L’analphabétisme touche 40% des femmes. Selon une enquête de la Banque mondiale, les dépenses de l’Etat marocain par élève du primaire étaient, en 2019, de 70% inférieures à la moyenne de la région Afrique du Nord-Moyen-Orient. «Celui qui détient les clés de ce désastre est pourtant l’un des souverains les plus riches du monde», déplore-t-elle. Bon sang ne saurait mentir. Le souverain marocain récolte une volée de bois vert, comme son paternel, le défunt Hassan II.

L’écrivain français Gilles Perrault, auteur du retentissant livre critique sur Hassan II, «Notre ami le roi», avait déploré l’«absence de changement» au Maroc des décennies après la parution de ce réquisitoire.

Dans un entretien accordé au journaliste Omar Brousky, Gilles Perrault était revenu sur ce «tsunami politico-diplomatique» qu’avait provoqué son livre, paru en septembre 1990 aux Editions Gallimard.

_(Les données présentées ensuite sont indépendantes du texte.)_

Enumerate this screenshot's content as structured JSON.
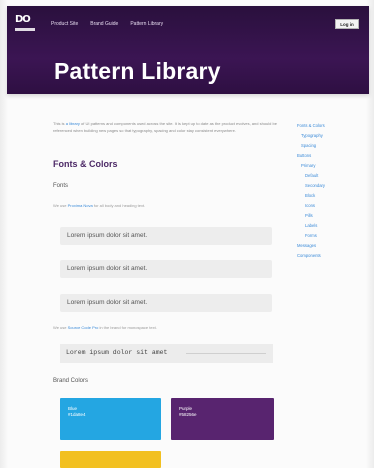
{
  "header": {
    "logo_text": "DO",
    "nav": [
      "Product Site",
      "Brand Guide",
      "Pattern Library"
    ],
    "button_label": "Log in",
    "title": "Pattern Library"
  },
  "intro": {
    "text_a": "This is",
    "link": "a library",
    "text_b": "of UI patterns and components used across the site. It is kept up to date as the product evolves, and should be referenced when building new pages so that typography, spacing and color stay consistent everywhere."
  },
  "section": {
    "heading": "Fonts & Colors",
    "fonts_heading": "Fonts",
    "fonts_note_a": "We use",
    "fonts_note_link": "Proxima Nova",
    "fonts_note_b": "for all body and heading text.",
    "samples": [
      "Lorem ipsum dolor sit amet.",
      "Lorem ipsum dolor sit amet.",
      "Lorem ipsum dolor sit amet."
    ],
    "mono_note_a": "We use",
    "mono_note_link": "Source Code Pro",
    "mono_note_b": "in the brand for monospace text.",
    "mono_sample": "Lorem ipsum dolor sit amet",
    "brand_heading": "Brand Colors",
    "swatches": [
      {
        "label": "Blue",
        "sub": "#1da8e4",
        "color": "#24a6e2"
      },
      {
        "label": "Purple",
        "sub": "#58256e",
        "color": "#58246f"
      },
      {
        "label": "",
        "sub": "",
        "color": "#f2c020"
      }
    ]
  },
  "sidebar": {
    "items": [
      {
        "label": "Fonts & Colors",
        "level": 0
      },
      {
        "label": "Typography",
        "level": 1
      },
      {
        "label": "Spacing",
        "level": 1
      },
      {
        "label": "Buttons",
        "level": 0
      },
      {
        "label": "Primary",
        "level": 1
      },
      {
        "label": "Default",
        "level": 2
      },
      {
        "label": "Secondary",
        "level": 2
      },
      {
        "label": "Block",
        "level": 2
      },
      {
        "label": "Icons",
        "level": 2
      },
      {
        "label": "Pills",
        "level": 2
      },
      {
        "label": "Labels",
        "level": 2
      },
      {
        "label": "Forms",
        "level": 2
      },
      {
        "label": "Messages",
        "level": 0
      },
      {
        "label": "Components",
        "level": 0
      }
    ]
  }
}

Malgré certaines réticences, Gilles Perrault a dit avoir décidé finalement d’écrire ce livre après avoir reçu des informations qui n’étaient pas très rassurantes sur le Maroc, citant entre autres la condamnation à 10 ans de prison d’un jeune Marocain à Kenitra pour cause de distribution de tracts.

Et d’ajouter : «Le livre a même provoqué une crise diplomatique entre le Maroc et la France, marquée notamment par l’annulation de l’Année du Maroc en France, des protestations de la part de Hassan II et des soi-disant protestations envoyées par des Marocains à l’Elysée».

Le livre a été bénéfique quand Hassan II a libéré les détenus de Tazmamart, de Kenitra et des autres lieux de détention. Il a été aussi bénéfique pour les victimes, leurs familles et leurs proches. Certains étaient emprisonnés depuis vingt ans, se réjouit l’écrivain français.

Pour autant, Gilles Perrault avait estimé, avec regret, que l’avenir du Maroc est sombre aussi longtemps que ce fossé entre riches et pauvres continuera de s’élargir.

«Déjà, ça n’est plus un fossé, c’est un précipice», dira-t-il, enchaînant : «Tout a changé pour que rien ne change».